No vídeo postado por Zambelli, manifestantes do Movimento dos Trabalhadores Rurais Sem Terra (MTST) atacam com tinta vermelha o prédio onde morava a ministra Cármen Lúcia, então presidente do STF, no dia 6 de abril de 2018, véspera da prisão de Lula. “Até hoje, não há notícia de que algum dos responsáveis tenha sido preso”, diz a publicação, que ainda questiona se “a Justiça tem lado no Brasil”. Este tipo de argumento tem sido utilizado por bolsonaristas para afirmar que há ativismo judicial com o intuito de prejudicar o governo federal e que, assim como os membros do MTST puderam se manifestar sem consequências legais, os apoiadores de Bolsonaro têm liberdade para expressar suas opiniões.
Também nesta semana, outra reclamação do bolsonarismo ecoou a de petistas: a queixa sobre a forma como a Polícia Federal realiza operações de busca e apreensão na residência de investigados. Na terça-feira 16, a PF cumpriu mandados desse tipo no âmbito do inquérito que apura o financiamento e a organização de atos antidemocráticos. Entre os alvos estavam youtubers bolsonaristas, como Fernando Lisboa, do canal Vlog do Lisboa. Em um vídeo, ele relata que teve o seu celular pessoal e itens utilizados para a gravação de vídeos apreendidos e critica, sem dar detalhes, o fato de agentes terem feito a sua mãe, idosa, assinar um documento durante o cumprimento da decisão judicial.

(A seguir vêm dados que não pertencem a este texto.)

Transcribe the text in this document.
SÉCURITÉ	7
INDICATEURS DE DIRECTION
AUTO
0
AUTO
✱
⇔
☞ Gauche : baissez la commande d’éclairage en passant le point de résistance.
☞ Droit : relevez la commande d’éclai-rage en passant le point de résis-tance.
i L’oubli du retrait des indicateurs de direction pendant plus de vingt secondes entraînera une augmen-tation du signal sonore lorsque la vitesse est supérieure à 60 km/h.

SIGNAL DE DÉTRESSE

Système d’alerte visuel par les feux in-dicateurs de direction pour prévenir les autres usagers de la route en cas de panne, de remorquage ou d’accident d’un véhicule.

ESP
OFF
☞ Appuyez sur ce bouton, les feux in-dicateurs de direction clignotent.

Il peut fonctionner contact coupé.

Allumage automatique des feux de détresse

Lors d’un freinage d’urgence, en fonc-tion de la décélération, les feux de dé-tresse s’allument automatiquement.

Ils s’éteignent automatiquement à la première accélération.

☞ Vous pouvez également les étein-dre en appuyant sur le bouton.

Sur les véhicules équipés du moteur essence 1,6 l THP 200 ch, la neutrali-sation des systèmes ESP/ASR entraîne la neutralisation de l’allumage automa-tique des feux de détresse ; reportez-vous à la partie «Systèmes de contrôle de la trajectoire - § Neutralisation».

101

Outros alvos da operação também se queixaram do fato de policiais terem entrado armados em suas casas ainda no início da manhã. A deputada federal Paula Belmonte (Cidadania-DF), esposa do empresário Luis Felipe Belmonte, vice-presidente do Aliança pelo Brasil, que teve o seu celular apreendido, divulgou uma nota na qual afirma que ela e sua família foram “surpreendidos, ao amanhecer do dia de hoje, com a presença de policiais federais armados em nossa residência, confiscando bens pessoais, sem que nos fosse sequer informada a razão (inclusive porque não há) de tal truculência”. “Como mãe – e isto para mim é o mais grave -, sinto-me agredida perante os bens mais preciosos de minha vida, que são os meus filhos, submetidos a um trauma que creio desnecessário adjetivar”, acrescenta a parlamentar.

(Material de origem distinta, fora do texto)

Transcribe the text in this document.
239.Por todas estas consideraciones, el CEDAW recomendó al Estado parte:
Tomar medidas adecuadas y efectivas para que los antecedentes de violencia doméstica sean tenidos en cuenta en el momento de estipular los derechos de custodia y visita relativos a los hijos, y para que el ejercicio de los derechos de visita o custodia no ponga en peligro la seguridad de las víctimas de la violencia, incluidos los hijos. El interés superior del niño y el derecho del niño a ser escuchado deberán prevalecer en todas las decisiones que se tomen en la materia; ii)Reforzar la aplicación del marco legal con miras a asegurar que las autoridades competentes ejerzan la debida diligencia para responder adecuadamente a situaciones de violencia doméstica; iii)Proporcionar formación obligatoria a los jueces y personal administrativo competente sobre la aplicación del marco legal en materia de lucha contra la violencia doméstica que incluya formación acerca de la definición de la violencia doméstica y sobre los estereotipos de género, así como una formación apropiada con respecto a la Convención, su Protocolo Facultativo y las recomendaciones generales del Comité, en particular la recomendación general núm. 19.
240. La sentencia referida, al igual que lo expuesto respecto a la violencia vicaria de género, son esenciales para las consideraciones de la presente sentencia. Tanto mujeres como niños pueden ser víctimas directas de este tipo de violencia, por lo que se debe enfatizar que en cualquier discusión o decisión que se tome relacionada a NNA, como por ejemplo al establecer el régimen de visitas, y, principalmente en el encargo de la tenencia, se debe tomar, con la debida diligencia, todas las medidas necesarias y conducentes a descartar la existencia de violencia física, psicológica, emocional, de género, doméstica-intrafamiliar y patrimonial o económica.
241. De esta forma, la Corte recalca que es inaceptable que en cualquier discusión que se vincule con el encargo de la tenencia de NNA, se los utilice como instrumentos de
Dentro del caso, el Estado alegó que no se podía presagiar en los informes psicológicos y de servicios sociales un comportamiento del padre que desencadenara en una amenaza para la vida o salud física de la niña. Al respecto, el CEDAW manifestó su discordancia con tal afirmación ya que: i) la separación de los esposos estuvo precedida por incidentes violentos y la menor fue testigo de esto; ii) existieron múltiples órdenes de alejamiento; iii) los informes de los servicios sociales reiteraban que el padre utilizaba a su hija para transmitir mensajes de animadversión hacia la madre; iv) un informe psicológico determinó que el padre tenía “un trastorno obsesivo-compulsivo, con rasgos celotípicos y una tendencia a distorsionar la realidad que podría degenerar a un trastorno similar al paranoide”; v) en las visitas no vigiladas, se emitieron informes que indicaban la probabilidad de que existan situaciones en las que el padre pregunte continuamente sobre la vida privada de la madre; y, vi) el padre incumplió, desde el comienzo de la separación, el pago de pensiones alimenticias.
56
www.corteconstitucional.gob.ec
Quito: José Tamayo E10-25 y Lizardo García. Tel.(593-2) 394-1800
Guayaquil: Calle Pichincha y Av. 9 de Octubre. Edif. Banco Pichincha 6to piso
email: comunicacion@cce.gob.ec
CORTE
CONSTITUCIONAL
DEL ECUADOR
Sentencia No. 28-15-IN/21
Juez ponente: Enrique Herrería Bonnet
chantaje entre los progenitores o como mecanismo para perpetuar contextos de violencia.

Em março de 2016, houve reclamações semelhantes dos petistas quando o então juiz federal Sergio Moro autorizou que a PF cumprisse mandados de busca e apreensão em endereços de Lula e de seus familiares. Na ocasião, os agentes levaram diversos aparelhos eletrônicos, entre eles um tablet de um dos netos do ex-presidente, então com 4 anos de idade. Os equipamentos foram devolvidos mais de um ano depois, em junho de 2017.
Guardadas as devidas proporções, a metamorfose retórica dos bolsonaristas revela um traço peculiar da conduta do núcleo duro de apoio ao governo federal: a ojeriza ao discurso e aos métodos do PT vale quando convém.